The unanimous ruling, upholding judgments by lower courts, apparently puts an end to a saga that has gripped the troubled Central American nation since March, when Ms Torres tear-fully announced the split, claiming she was putting her love for Guatemala above her love for Mr Colom.

Article 186 of Guatemala's constitution prohibits close family members of sitting presidents from running for the country's highest office. This was intended to end the decades of corrupt and often brutal right-wing oligarchic rule that has blighted the country. Ms Torres, 52, and Mr Colom, 60, are both social democrats with strong ties to former left-wing rebels.

The constitutional court has still to publish the 60-page ruling in which it explains its reasons, but court president Alejandro Maldonado told journalists that Article 186 "covers spouses of the president of the republic throughout the entire period of the presidency". There is no right of appeal.

Ms Torres appeared before the court last week to argue her case. "I am no one's wife," she told the hearing, as crowds of supporters gathered outside. "I have no kinship with the President. I am a single mother with four children."

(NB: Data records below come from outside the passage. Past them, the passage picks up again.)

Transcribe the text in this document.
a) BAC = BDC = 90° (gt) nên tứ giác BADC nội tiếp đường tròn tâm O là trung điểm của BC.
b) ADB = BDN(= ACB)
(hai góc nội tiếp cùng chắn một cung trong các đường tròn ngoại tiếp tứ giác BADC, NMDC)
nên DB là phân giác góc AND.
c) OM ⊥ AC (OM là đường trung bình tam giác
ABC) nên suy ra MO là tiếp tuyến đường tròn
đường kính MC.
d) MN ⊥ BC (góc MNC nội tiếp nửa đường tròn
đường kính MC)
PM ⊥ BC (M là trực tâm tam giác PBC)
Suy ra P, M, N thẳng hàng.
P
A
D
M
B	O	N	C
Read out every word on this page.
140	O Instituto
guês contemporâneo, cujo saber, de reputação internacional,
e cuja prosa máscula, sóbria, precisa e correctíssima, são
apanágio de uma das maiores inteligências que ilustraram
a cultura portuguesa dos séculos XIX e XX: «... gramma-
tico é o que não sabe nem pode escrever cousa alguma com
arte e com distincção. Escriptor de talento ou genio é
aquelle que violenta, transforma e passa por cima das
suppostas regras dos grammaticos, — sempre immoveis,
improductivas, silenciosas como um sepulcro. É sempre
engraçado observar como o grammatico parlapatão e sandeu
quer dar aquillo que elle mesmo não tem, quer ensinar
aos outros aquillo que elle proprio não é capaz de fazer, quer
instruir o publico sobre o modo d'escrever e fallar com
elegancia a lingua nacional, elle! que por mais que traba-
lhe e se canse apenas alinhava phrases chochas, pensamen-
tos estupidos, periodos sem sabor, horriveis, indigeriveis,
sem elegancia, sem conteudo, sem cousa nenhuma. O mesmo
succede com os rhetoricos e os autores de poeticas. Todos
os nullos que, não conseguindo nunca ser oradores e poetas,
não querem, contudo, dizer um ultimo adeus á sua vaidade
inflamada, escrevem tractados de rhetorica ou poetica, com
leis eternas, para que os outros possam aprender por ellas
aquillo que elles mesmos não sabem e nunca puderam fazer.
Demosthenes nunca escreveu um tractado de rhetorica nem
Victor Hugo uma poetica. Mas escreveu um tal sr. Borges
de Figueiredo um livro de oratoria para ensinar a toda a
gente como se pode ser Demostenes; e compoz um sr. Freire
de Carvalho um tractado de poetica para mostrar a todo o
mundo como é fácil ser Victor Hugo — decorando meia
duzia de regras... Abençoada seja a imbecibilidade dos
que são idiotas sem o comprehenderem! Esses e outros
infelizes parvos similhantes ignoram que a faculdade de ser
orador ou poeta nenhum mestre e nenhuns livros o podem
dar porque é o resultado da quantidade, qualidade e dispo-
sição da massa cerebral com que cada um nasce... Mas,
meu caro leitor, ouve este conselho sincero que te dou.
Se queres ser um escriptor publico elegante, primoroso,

Ms Torres, often viewed as the political mastermind behind her husband's presidency, attacked the impartiality of the two lower courts that had previously ruled her presidential campaign unconstitutional, saying they "are at the service of an economic power that does not pay nor has paid taxes but which imposes rulers on the people".

She also warned that the earlier judgments prohibiting her from running in the September poll "destroy aspirations for a free and democratic election" by frustrating the political will of more than a million Guatemalans who, according to polls, would vote for her.

The presidential divorce, concluded in April, has been hugely controversial in Guatemala. The conservative Patriot Party described it as electoral fraud while another presidential candidate, Adela Camacho, warned that allowing the former first lady to run in would amount to a de facto revision of the constitution. Just weeks before he and his wife announced that they would be splitting, even Mr Colom admitted that such a tactic would be "immoral".

Elected on his promise of helping the poor, Mr Colom has had problems financing his social programmes. His government has also been overwhelmed by escalating gang warfare and the violence from drug cartels that use the country as a staging posts from the Andean backwaters where coca is grown to the US where cocaine is consumed.

Ms Torres was trailing her right-wing rival, retired general Otto Pérez Molina, of the Patriot Party, whose poll lead has been as wide as 30 points.